Many medical researchers make use of VAERS to study the effects of vaccination. VAERS warns researchers using its database that the data should not be used in isolation to draw conclusions about cause and effect.[5] Nonetheless, data from VAERS has been used in vaccine litigation to support the claim that vaccines cause autism.

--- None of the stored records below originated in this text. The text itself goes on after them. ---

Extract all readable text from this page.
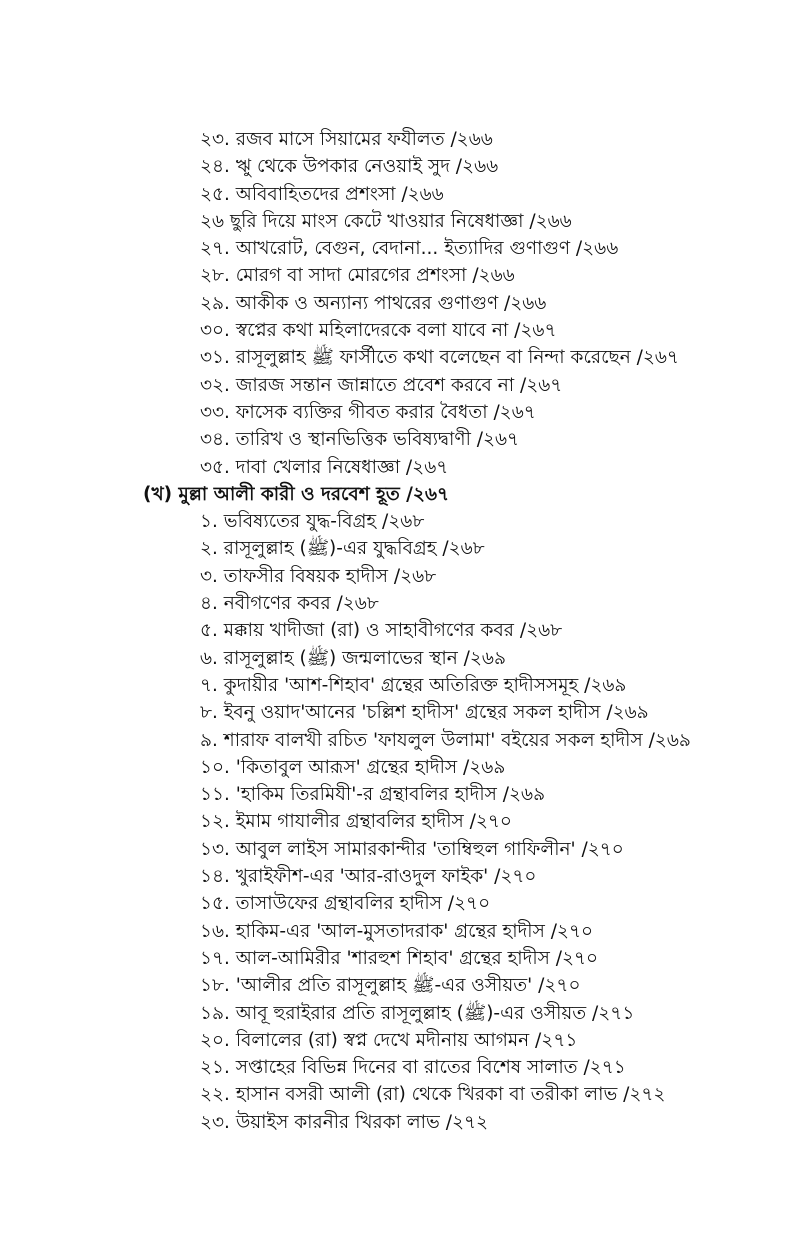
২৩. রজব মাসে সিয়ামের ফযীলত /২৬৬
২৪. ঋু থেকে উপকার নেওয়াই সুদ /২৬৬
২৫. অবিবাহিতদের প্রশংসা /২৬৬
২৬ ছুরি দিয়ে মাংস কেটে খাওয়ার নিষেধাজ্ঞা /২৬৬
২৭. আখরোট, বেগুন, বেদানা... ইত্যাদির গুণাগুণ /২৬৬
২৮. মোরগ বা সাদা মোরগের প্রশংসা /২৬৬
২৯. আকীক ও অন্যান্য পাথরের গুণাগুণ /২৬৬
৩০. স্বপ্নের কথা মহিলাদেরকে বলা যাবে না /২৬৭
৩১. রাসূলুল্লাহ ﷺ ফার্সীতে কথা বলেছেন বা নিন্দা করেছেন /২৬৭
৩২. জারজ সন্তান জান্নাতে প্রবেশ করবে না /২৬৭
৩৩. ফাসেক ব্যক্তির গীবত করার বৈধতা /২৬৭
৩৪. তারিখ ও স্থানভিত্তিক ভবিষ্যদ্বাণী /২৬৭
৩৫. দাবা খেলার নিষেধাজ্ঞা /২৬৭
(খ) মুল্লা আলী কারী ও দরবেশ হূত /২৬৭
১. ভবিষ্যতের যুদ্ধ-বিগ্রহ /২৬৮
২. রাসূলুল্লাহ (ﷺ)-এর যুদ্ধবিগ্রহ /২৬৮
৩. তাফসীর বিষয়ক হাদীস /২৬৮
৪. নবীগণের কবর /২৬৮
৫. মক্কায় খাদীজা (রা) ও সাহাবীগণের কবর /২৬৮
৬. রাসূলুল্লাহ (ﷺ) জন্মলাভের স্থান /২৬৯
৭. কুদায়ীর 'আশ-শিহাব' গ্রন্থের অতিরিক্ত হাদীসসমূহ /২৬৯
৮. ইবনু ওয়াদ'আনের 'চল্লিশ হাদীস' গ্রন্থের সকল হাদীস /২৬৯
৯. শারাফ বালখী রচিত 'ফাযলুল উলামা' বইয়ের সকল হাদীস /২৬৯
১০. 'কিতাবুল আরূস' গ্রন্থের হাদীস /২৬৯
১১. 'হাকিম তিরমিযী'-র গ্রন্থাবলির হাদীস /২৬৯
১২. ইমাম গাযালীর গ্রন্থাবলির হাদীস /২৭০
১৩. আবুল লাইস সামারকান্দীর 'তাম্বিহুল গাফিলীন' /২৭০
১৪. খুরাইফীশ-এর 'আর-রাওদুল ফাইক' /২৭০
১৫. তাসাউফের গ্রন্থাবলির হাদীস /২৭০
১৬. হাকিম-এর 'আল-মুসতাদরাক' গ্রন্থের হাদীস /২৭০
১৭. আল-আমিরীর 'শারহুশ শিহাব' গ্রন্থের হাদীস /২৭০
১৮. 'আলীর প্রতি রাসূলুল্লাহ ﷺ-এর ওসীয়ত' /২৭০
১৯. আবূ হুরাইরার প্রতি রাসূলুল্লাহ (ﷺ)-এর ওসীয়ত /২৭১
২০. বিলালের (রা) স্বপ্ন দেখে মদীনায় আগমন /২৭১
২১. সপ্তাহের বিভিন্ন দিনের বা রাতের বিশেষ সালাত /২৭১
২২. হাসান বসরী আলী (রা) থেকে খিরকা বা তরীকা লাভ /২৭২
২৩. উয়াইস কারনীর খিরকা লাভ /২৭২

Litigation related to vaccines and autism has led to an increase in VAERS reports filed by plaintiff's attorneys. A 2006 article in Pediatrics found that most VAERS reports related to thimerosal, and many related to autism, were filed in connection with litigation, leading the authors to caution that inappropriate reliance on VAERS data may be a source of bias.[7] The study's lead author stated: "Lawyers are manipulating this system to show increases [in vaccine-related adverse events] that are based on litigation, not health research."[8] Paul Offit, chief of infectious disease at Children's Hospital of Philadelphia, wrote:

Public health officials were disappointed to learn that reports of autism to VAERS weren't coming from parents, doctors, nurses, or nurse practitioners; they were coming from personal-injury lawyers ... For the lawyers, VAERS reports hadn't been a self-fulfilling prophecy; they'd been a self-generated prophecy.[8]

References

  1. Centers for Disease Control and Prevention, Vaccine Safety Monitoring at CDC, retrieved March 11, 2015.
  2. Shimabukuro, TT; Nguyen, M; Martin, D; DeStefano, F (August 2015). "Safety monitoring in the Vaccine Adverse Event Reporting System (VAERS)". Vaccine. 33 (36): 4398–4405. doi:10.1016/j.vaccine.2015.07.035. PMID 26209838.
  3. "Vaccine Adverse Event Reporting System (VAERS)". www.cdc.gov. February 27, 2019. Retrieved December 6, 2019.
  4. Woo EJ, Ball R, Burwen DR, Braun MM (2008). "Effects of stratification on data mining in the US Vaccine Adverse Event Reporting System (VAERS)". Drug Saf. 31 (8): 667–74. doi:10.2165/00002018-200831080-00003. PMID 18636785.
  5. "VAERS Data". VAERS.
  6. Hall, Harriet (2018). "Diving into the VAERS Dumpster: Fake News about Vaccine Injuries". Skeptical Inquirer. 42 (6): 28–31.
  7. Goodman MJ, Nordin J (2006). "Vaccine adverse event reporting system reporting source: a possible source of bias in longitudinal studies". Pediatrics. 117 (2): 387–90. doi:10.1542/peds.2004-2687. PMID 16452357.
  8. Offit, Paul A. (2008). Autism's False Prophets: Bad Science, Risky Medicine, and the Search for a Cure. New York: Columbia University Press. ISBN 978-0-231-14636-4.